Unlike many of the other bays on this list, there’s no natural barriers, other than the tables, to offer protection from harsh waves. So to avoid being pulled out with the current, stay between the tables and the beach. And just like all of the other North Shore spots (other than Kuilima), you won’t be able to enjoy this spot, come winter, due to the waves.
What to Pack for Snorkeling in Oahu
Now that you have ‘where to go’ nailed down, what do you need to add to your packing list for Hawaii to have an awesome time snorkeling?
Mask and fins:
If you’re planning on snorkeling more than once or twice, it’s easier and cheaper to bring along your own mask and fins, as opposed to renting some on Oahu. Most of the beaches don’t have a snorkeling gear rental shop on site and nothing would be sadder than being ready to jump in the water and not having the right gear on hand.
Justin and I each brought along this snorkeling set and it worked out great- the dry-top valve on the snorkel kept the water out when big waves rolled over us while we were swimming and the lower purge valve let me blow out any water in my snorkel from when I dove underwater. Plus the travel bag made it easy to schlep all of our snorkeling gear wherever we needed to carry it.
Reef safe sunscreen:
I touched on this above, so I won’t go into too much detail, but don’t get burnt and don’t kill coral reefs- instead, bring along reef safe sunscreen.
The water temperature in Oahu is fairly pleasant year round, ranging from 76°F (24.4°C) to 81°F (27.2°C). But if you’re anything like me (i.e., a complete baby when it comes to coldness), this may still feel pretty chilly- I had goosebumps every time I jumped in the water after about 10 minutes.
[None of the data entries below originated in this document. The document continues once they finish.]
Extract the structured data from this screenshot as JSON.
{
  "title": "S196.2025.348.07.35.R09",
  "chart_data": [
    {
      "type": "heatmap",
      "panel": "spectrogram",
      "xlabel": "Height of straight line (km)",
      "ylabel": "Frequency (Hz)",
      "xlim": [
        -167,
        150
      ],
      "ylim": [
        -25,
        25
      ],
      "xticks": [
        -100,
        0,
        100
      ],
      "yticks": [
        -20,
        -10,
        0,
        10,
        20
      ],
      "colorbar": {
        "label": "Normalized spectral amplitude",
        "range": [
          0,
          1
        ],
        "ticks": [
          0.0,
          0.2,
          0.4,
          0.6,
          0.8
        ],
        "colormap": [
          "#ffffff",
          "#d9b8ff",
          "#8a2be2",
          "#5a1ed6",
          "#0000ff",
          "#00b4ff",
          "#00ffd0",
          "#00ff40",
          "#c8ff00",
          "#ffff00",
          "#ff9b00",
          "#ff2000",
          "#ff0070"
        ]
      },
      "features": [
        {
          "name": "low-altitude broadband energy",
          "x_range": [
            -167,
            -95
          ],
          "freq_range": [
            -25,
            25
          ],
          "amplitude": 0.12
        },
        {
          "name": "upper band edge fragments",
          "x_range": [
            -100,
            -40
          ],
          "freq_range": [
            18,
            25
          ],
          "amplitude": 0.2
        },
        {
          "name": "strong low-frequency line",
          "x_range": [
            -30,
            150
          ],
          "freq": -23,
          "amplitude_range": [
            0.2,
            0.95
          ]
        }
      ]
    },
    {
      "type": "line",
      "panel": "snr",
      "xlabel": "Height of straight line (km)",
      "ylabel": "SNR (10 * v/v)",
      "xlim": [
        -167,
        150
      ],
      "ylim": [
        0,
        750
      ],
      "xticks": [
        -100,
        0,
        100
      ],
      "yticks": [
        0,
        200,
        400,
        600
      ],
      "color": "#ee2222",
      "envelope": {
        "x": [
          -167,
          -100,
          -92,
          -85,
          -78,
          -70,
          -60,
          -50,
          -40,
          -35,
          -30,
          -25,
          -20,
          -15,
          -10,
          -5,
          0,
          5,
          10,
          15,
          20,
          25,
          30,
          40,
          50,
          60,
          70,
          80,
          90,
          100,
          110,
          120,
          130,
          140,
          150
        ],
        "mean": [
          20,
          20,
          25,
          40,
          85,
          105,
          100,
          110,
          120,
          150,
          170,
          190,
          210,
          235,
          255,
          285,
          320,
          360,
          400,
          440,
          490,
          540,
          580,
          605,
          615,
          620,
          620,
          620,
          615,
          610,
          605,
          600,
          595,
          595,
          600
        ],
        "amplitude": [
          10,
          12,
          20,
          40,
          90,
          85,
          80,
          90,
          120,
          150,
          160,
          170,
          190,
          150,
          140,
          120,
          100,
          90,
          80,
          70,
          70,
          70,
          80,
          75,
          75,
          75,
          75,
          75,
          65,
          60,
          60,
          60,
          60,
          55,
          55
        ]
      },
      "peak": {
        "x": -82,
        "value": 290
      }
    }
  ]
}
After our Oahu trip, I bought this shirt to help keep me a bit warmer so I can stay in the water longer and it worked like a charm (here’s an option for men)!
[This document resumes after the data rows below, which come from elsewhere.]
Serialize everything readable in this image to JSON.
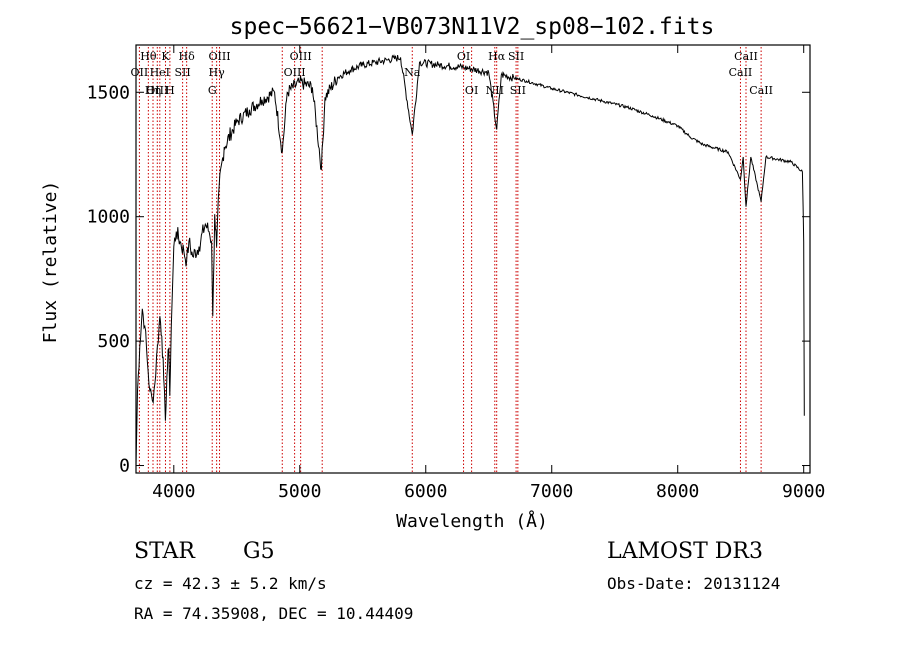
{
  "chart_data": {
    "type": "line",
    "title": "spec−56621−VB073N11V2_sp08−102.fits",
    "xlabel": "Wavelength (Å)",
    "ylabel": "Flux (relative)",
    "xlim": [
      3700,
      9050
    ],
    "ylim": [
      -30,
      1690
    ],
    "x_ticks": [
      4000,
      5000,
      6000,
      7000,
      8000,
      9000
    ],
    "x_tick_labels": [
      "4000",
      "5000",
      "6000",
      "7000",
      "8000",
      "9000"
    ],
    "y_ticks": [
      0,
      500,
      1000,
      1500
    ],
    "y_tick_labels": [
      "0",
      "500",
      "1000",
      "1500"
    ],
    "line_color": "#000000",
    "marker_color": "#cc0000",
    "spectrum_anchors": [
      {
        "x": 3700,
        "y": 0
      },
      {
        "x": 3712,
        "y": 300
      },
      {
        "x": 3730,
        "y": 480
      },
      {
        "x": 3750,
        "y": 630
      },
      {
        "x": 3770,
        "y": 560
      },
      {
        "x": 3790,
        "y": 420
      },
      {
        "x": 3810,
        "y": 300
      },
      {
        "x": 3830,
        "y": 260
      },
      {
        "x": 3850,
        "y": 330
      },
      {
        "x": 3870,
        "y": 480
      },
      {
        "x": 3890,
        "y": 600
      },
      {
        "x": 3905,
        "y": 520
      },
      {
        "x": 3920,
        "y": 350
      },
      {
        "x": 3933,
        "y": 180
      },
      {
        "x": 3945,
        "y": 360
      },
      {
        "x": 3960,
        "y": 470
      },
      {
        "x": 3968,
        "y": 280
      },
      {
        "x": 3980,
        "y": 560
      },
      {
        "x": 4000,
        "y": 880
      },
      {
        "x": 4020,
        "y": 940
      },
      {
        "x": 4050,
        "y": 900
      },
      {
        "x": 4080,
        "y": 860
      },
      {
        "x": 4102,
        "y": 820
      },
      {
        "x": 4120,
        "y": 900
      },
      {
        "x": 4150,
        "y": 840
      },
      {
        "x": 4200,
        "y": 880
      },
      {
        "x": 4250,
        "y": 970
      },
      {
        "x": 4280,
        "y": 940
      },
      {
        "x": 4300,
        "y": 900
      },
      {
        "x": 4310,
        "y": 600
      },
      {
        "x": 4325,
        "y": 1010
      },
      {
        "x": 4340,
        "y": 880
      },
      {
        "x": 4360,
        "y": 1120
      },
      {
        "x": 4400,
        "y": 1280
      },
      {
        "x": 4500,
        "y": 1380
      },
      {
        "x": 4600,
        "y": 1430
      },
      {
        "x": 4700,
        "y": 1470
      },
      {
        "x": 4800,
        "y": 1500
      },
      {
        "x": 4861,
        "y": 1260
      },
      {
        "x": 4900,
        "y": 1500
      },
      {
        "x": 5000,
        "y": 1540
      },
      {
        "x": 5100,
        "y": 1520
      },
      {
        "x": 5172,
        "y": 1190
      },
      {
        "x": 5200,
        "y": 1480
      },
      {
        "x": 5300,
        "y": 1560
      },
      {
        "x": 5400,
        "y": 1590
      },
      {
        "x": 5500,
        "y": 1610
      },
      {
        "x": 5600,
        "y": 1620
      },
      {
        "x": 5700,
        "y": 1630
      },
      {
        "x": 5800,
        "y": 1640
      },
      {
        "x": 5893,
        "y": 1330
      },
      {
        "x": 5950,
        "y": 1620
      },
      {
        "x": 6100,
        "y": 1610
      },
      {
        "x": 6300,
        "y": 1600
      },
      {
        "x": 6500,
        "y": 1580
      },
      {
        "x": 6563,
        "y": 1350
      },
      {
        "x": 6600,
        "y": 1570
      },
      {
        "x": 6800,
        "y": 1545
      },
      {
        "x": 7000,
        "y": 1515
      },
      {
        "x": 7200,
        "y": 1490
      },
      {
        "x": 7400,
        "y": 1465
      },
      {
        "x": 7600,
        "y": 1440
      },
      {
        "x": 7800,
        "y": 1405
      },
      {
        "x": 8000,
        "y": 1365
      },
      {
        "x": 8100,
        "y": 1320
      },
      {
        "x": 8200,
        "y": 1290
      },
      {
        "x": 8400,
        "y": 1260
      },
      {
        "x": 8498,
        "y": 1150
      },
      {
        "x": 8520,
        "y": 1240
      },
      {
        "x": 8542,
        "y": 1040
      },
      {
        "x": 8580,
        "y": 1240
      },
      {
        "x": 8662,
        "y": 1060
      },
      {
        "x": 8700,
        "y": 1240
      },
      {
        "x": 8900,
        "y": 1220
      },
      {
        "x": 8990,
        "y": 1180
      },
      {
        "x": 9000,
        "y": 900
      },
      {
        "x": 9005,
        "y": 200
      }
    ],
    "spectral_lines": [
      {
        "label": "Hθ",
        "x": 3798,
        "row": 0
      },
      {
        "label": "OII",
        "x": 3727,
        "row": 1
      },
      {
        "label": "OIII",
        "x": 3869,
        "row": 2
      },
      {
        "label": "K",
        "x": 3934,
        "row": 0
      },
      {
        "label": "HeI",
        "x": 3889,
        "row": 1
      },
      {
        "label": "Hη",
        "x": 3835,
        "row": 2
      },
      {
        "label": "H",
        "x": 3969,
        "row": 2
      },
      {
        "label": "Hδ",
        "x": 4102,
        "row": 0
      },
      {
        "label": "SII",
        "x": 4070,
        "row": 1
      },
      {
        "label": "OIII",
        "x": 4363,
        "row": 0
      },
      {
        "label": "Hγ",
        "x": 4340,
        "row": 1
      },
      {
        "label": "G",
        "x": 4305,
        "row": 2
      },
      {
        "label": "OIII",
        "x": 5007,
        "row": 0
      },
      {
        "label": "OIII",
        "x": 4959,
        "row": 1
      },
      {
        "label": "",
        "x": 4861,
        "row": 0
      },
      {
        "label": "",
        "x": 5178,
        "row": 0
      },
      {
        "label": "Na",
        "x": 5893,
        "row": 1
      },
      {
        "label": "OI",
        "x": 6300,
        "row": 0
      },
      {
        "label": "OI",
        "x": 6364,
        "row": 2
      },
      {
        "label": "Hα",
        "x": 6563,
        "row": 0
      },
      {
        "label": "SII",
        "x": 6717,
        "row": 0
      },
      {
        "label": "NII",
        "x": 6548,
        "row": 2
      },
      {
        "label": "SII",
        "x": 6731,
        "row": 2
      },
      {
        "label": "CaII",
        "x": 8542,
        "row": 0
      },
      {
        "label": "CaII",
        "x": 8498,
        "row": 1
      },
      {
        "label": "CaII",
        "x": 8662,
        "row": 2
      }
    ]
  },
  "info": {
    "object_class": "STAR",
    "subclass": "G5",
    "redshift": "cz = 42.3 ± 5.2 km/s",
    "coordinates": "RA =  74.35908, DEC =  10.44409",
    "survey": "LAMOST DR3",
    "obs_date": "Obs-Date: 20131124"
  }
}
This little camera is perfect for capturing your snorkeling memories- not only is it waterproof (up to 33 feet), but it’s also small, incredibly lightweight, and versatile enough to capture both epic photos and your next TikTok.
Reusable water bottle:
Bring along plenty of water to keep on the beach- between the hot Hawaiian sun and swimming against the tide, snorkeling can be more tiring than you’d think! To be kind to the planet and to cut down on wasting money on bottled water, Justin and I both have giant Nalgene bottles that we take everywhere, from international vacations to RV trips around the Pacific Northwest and, yup, even snorkeling in Hawai’i!
Where to Stay While Snorkeling in Oahu
You may have noticed that four of my recommended snorkeling spots in Oahu are located along the famous North Shore. Given that the North Shore is slightly less touristed and it offers an abundance of coral reefs, this area also provides the highest concentration of awesome snorkeling spots on the island.
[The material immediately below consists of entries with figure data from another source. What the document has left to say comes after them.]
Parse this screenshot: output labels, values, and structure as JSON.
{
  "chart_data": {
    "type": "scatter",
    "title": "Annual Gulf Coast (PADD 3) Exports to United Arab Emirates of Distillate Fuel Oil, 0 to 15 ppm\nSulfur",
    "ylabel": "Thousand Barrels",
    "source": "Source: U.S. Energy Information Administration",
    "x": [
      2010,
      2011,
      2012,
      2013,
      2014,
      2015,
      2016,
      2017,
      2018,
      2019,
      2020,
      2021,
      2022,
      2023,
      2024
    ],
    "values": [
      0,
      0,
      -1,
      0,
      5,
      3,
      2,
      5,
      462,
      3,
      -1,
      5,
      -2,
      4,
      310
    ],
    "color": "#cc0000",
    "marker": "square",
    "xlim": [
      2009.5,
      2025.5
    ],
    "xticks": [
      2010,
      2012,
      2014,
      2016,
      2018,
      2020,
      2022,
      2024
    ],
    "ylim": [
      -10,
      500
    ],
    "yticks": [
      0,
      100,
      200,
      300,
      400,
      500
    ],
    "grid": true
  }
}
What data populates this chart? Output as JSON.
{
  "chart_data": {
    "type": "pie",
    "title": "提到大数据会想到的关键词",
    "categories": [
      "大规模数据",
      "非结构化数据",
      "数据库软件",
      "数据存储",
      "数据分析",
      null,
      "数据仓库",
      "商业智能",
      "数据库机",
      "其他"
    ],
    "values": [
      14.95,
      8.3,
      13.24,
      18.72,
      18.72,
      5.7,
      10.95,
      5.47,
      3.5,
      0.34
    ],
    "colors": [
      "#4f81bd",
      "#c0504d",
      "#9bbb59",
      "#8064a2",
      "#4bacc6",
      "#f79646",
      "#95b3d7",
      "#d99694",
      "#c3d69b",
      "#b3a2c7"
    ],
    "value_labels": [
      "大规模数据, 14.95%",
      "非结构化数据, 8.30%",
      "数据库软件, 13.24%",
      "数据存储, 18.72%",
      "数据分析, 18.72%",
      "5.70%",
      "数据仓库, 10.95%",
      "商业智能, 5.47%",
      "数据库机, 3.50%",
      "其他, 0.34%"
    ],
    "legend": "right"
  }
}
So, if you’re trying to figure out where to stay in Oahu to be close to awesome snorkeling and have more authentic experience than Waikiki, I’d recommend adding a few days in the North Shore to your Oahu itinerary to explore its beaches and get to know its quirky food trucks, plentiful acai bowls, and super chill vibes (seriously, I saw many people walk around a grocery store in totally bare feet- what’s more laidback than that?!).
Here’s some ideas for where to stay on the North Shore:
- Beach side studio: This studio, perfect for a couple, is located in the surfer town of Haleiwa. Within walking distance to Ke Iki Beach- so close, in fact, you can literally hear the waves while you fall asleep.
- 160 West: For something with a bit more amenities, consider this 2-bedroom condo, with an in-unit washer and dryer, pool, and private parking.
- Turtle Bay Resort: For something a bit swankier, Turtle Bay, home to the above-mentioned Kuilima Cove, is the way to go, as the only luxury resort on the North Shore. Beyond its snorkeling offers, the resort has all the upscale amenities you can dream of, from an onsite spa to a renowned golf course, offering the perfect bougie juxtaposition to the area’s super laidback vibes.